Friday, January 05, 2018 1:00 am

House bill would cut about 300 townships

NIKI KELLY | The Journal Gazette

INDIANAPOLIS – About 300 Indiana townships could be eliminated under a plan House Republicans announced Thursday.

All townships with a population of less than 1,200 would be consolidated into other townships in House Bill 1005. In Allen County, that would affect Jackson and Scipio townships, which both are about 500 in population.

“This is the next step,” House Speaker Brian Bosma said.

He characterized the smallest townships as low-hanging fruit and acknowledged the move could eliminate up to 1,200 elected officials. That's because every township has an elected trustee and advisory board of three members.

But Deborah Driskell, executive director of the Indiana Township Association, said every person will still have a trustee and board. Services will also continue.

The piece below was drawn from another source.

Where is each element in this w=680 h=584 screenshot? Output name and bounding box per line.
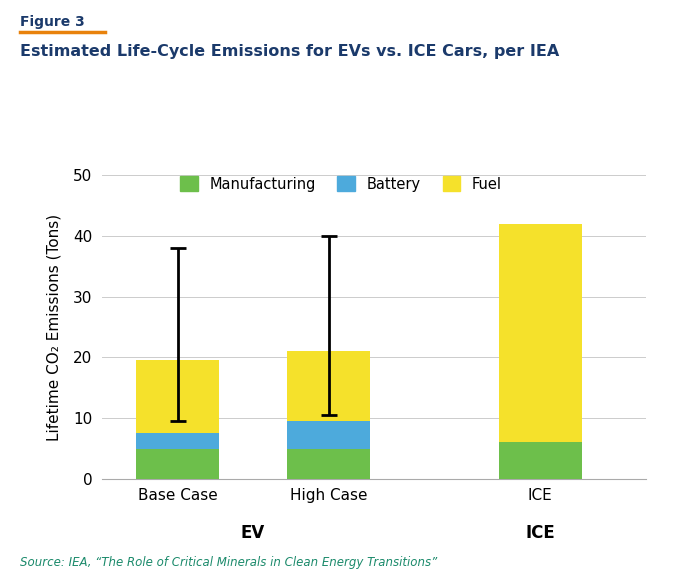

She said that some smaller townships might merge as opposed to being absorbed by a larger township so it is unclear how many townships will remain.

Gloria Gerig, Jackson Township trustee, is disappointed in the move. She has served as trustee for 12 years in multiple stints.

“I look at it as they have tried so hard to get rid of all the townships, this is one way to start it,” Gerig said. “Then they can come back in five years and get rid of the rest.”

Jackson Township has about 530 residents and a budget of $33,200. It contracts for fire and EMS protection from other units and provides some poor relief to residents in need. Gerig's salary is $2,300 a year.

Gerig said she is seeking feedback from residents but is against the change. She said Jackson Township is frugal and has a good setup.

“People just don't want to give up their identity,” Gerig said.

At one time, there were 1,008 townships but a few voluntarily consolidated. The number now is 1,005. Of those, 309 townships would be affected.

In 2007, a commission headed by former Gov. Joe Kernan and former Indiana Supreme Court Chief Justice Randall T. Shepard recommended eliminating township government altogether.

But lawmakers balked because that layer of government is the closest to the people. Bosma said now the Indiana Township Association is on board.

Driskell said this proposal maintains the overall township structure, including township boards that have been targeted for removal in the past.

She also said there are other good elements in the bill, including a cap on salaries for township board members because of reports that in some areas salaries are out of line.